Pourquoi cache-t-on le testament des Grecs anciens relatif à leurs sources d’inspiration intellectuelles ? Ceux qui disent aimer la philosophie devraient aussi apprendre à aimer ses sources.
1- Le dogme eurocentriste de l’origine grecque de la philosophie
La plupart des manuels occidentaux font du « nombrilisme » historiographique : nous et nous seuls ! Toute idée de collaboration internationale ou de diffusion de savoir entre peuples à l’époque antique est abordée en filigrane et pas question de développer cet aspect de l’histoire de l’humanité.
Alors à ce petit jeu pervers, voilà le berceau originel de la pensée philosophique mondiale
arbitrairement greffé en Europe. La Grèce serait donc l’épicentre de cette « nouvelle » dynamique intellectuelle vers une période historique s’étalant entre le VIè et le Vè siècle avant J-C.
ACTEURS GRECS
Certains historiens n’hésitent d’ailleurs pas à y voir un avènement de la raison dans le monde, voire une
invention européenne de la raison et plus globalement, de la pensée.

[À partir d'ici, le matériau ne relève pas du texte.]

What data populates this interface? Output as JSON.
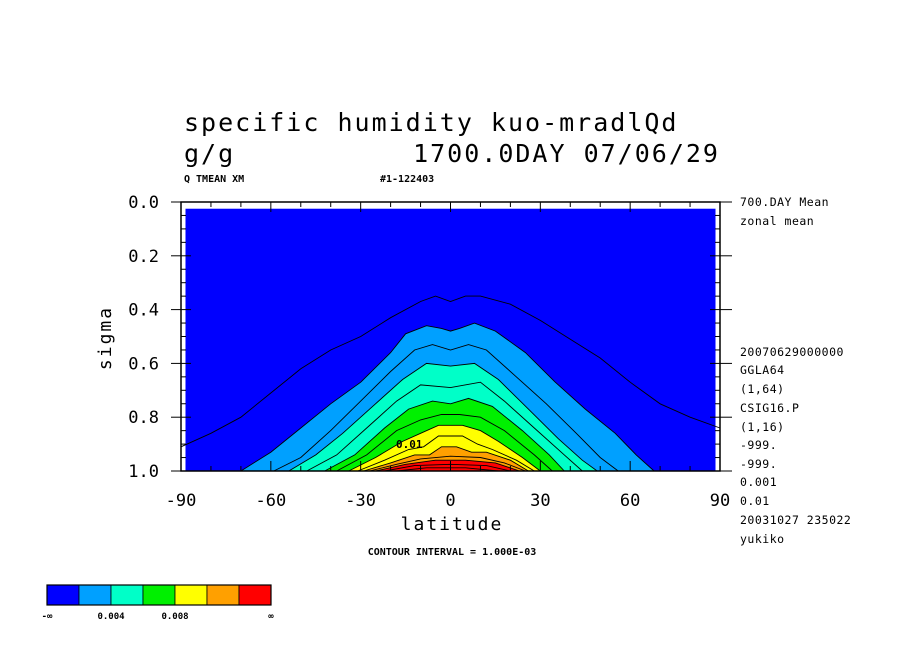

De fait, la définition même de la philosophie s’en trouve profondément erronée et malheureusement appauvrie... En guise d’exemples, prenons quelques déclarations tirées de divers ouvrages. Ainsi, emporté par son élan eurocentriste, l’historien de la philosophie François Châtelet déclare ceci [
1] :
"
Je crois qu’on peut parler d’une invention de la raison. Et pour comprendre comment la philosophie a pu surgir comme genre culturel nouveau, je choisirai de me référer à une situation privilégiée : la Grèce classique. Ce n’est pas que je crois que toute philosophie soit grecque. Mais il est clair que la Grèce a connu, pour des raisons contingentes, historiques, des événements tels que des hommes ont pu faire apparaître ce genre original qui n’avait pas d’équivalent à l’époque ».
Ainsi, la philosophie serait encore selon Hegel, mais aussi Heidegger,
une invention spécifiquement et proprement européenne (sic). A ce titre, dans une conférence célèbre faite à Cérisy-la-Salle (Normandie) en Août 1955 sur le thème «
Qu’est-ce que la philosophie ? », le philosophe allemand Martin Heidegger (1889-1976) a donné la définition suivante :
«
Le mot philosophia nous dit que la philosophie est quelque chose qui, d’abord et avant tout, détermine l’existence du monde. Il y a plus : la philosophia détermine aussi en son fond le cours le plus intérieur de notre histoire occidentale-européenne. La locution rebattue de « philosophie occidentale-européenne » est en vérité une tautologie. Pourquoi ? Parce que la « philosophie » est grecque dans son être même ; grec veut dire ici : la philosophie est dans son être originel, de telle nature que c’est d’abord le monde grec et seulement lui qu’elle a saisi en le réclamant pour se déployer... La philosophie est grecque dans son être propre ne dit rien d’autre que : l’Occident et l’Europe sont, et eux seuls sont, dans ce qu’a de plus intérieur leur marche historique, originellement « philosophiques ».
C’est ce qu’attestent la naissance et la domination des sciences. C’est parce qu’elles prennent source dans ce qu’a de plus intérieur la marche historique de l’Occident européen, entendons le cheminement philosophique, c’est pour cela qu’elles sont aujourd’hui en état de donner à l’histoire de l’homme sur toute la terre l’empreinte spécifique. [...] La langue grecque n’est pas simplement une langue comme les langues européennes en ce qu’elles ont de bien connu. La langue grecque, et elle seule, est logos » M. Heidegger, « Qu’est-ce que la philosophie ? », [
2].
PLATON & ARISTOTE Pour le philosophe africain
Yoporeka Somet [
3], ce que veut dire ici Heidegger au sujet de la langue grecque, c’est qu’elle est la seule
(parmi les langues européennes et à plus forte raison parmi les langues du monde) à pouvoir exprimer adéquatement la rationalité. D’où son fameux jeu de mot entre
logos (raison) et
legein (recueillir) : la langue grecque serait le réceptacle de la raison ! Ceci autorise François Châtelet à écrire, tout naturellement et donc sans avoir à s’expliquer, que : «
la philosophie parle grec. On a eu raison de le redire après Heidegger ».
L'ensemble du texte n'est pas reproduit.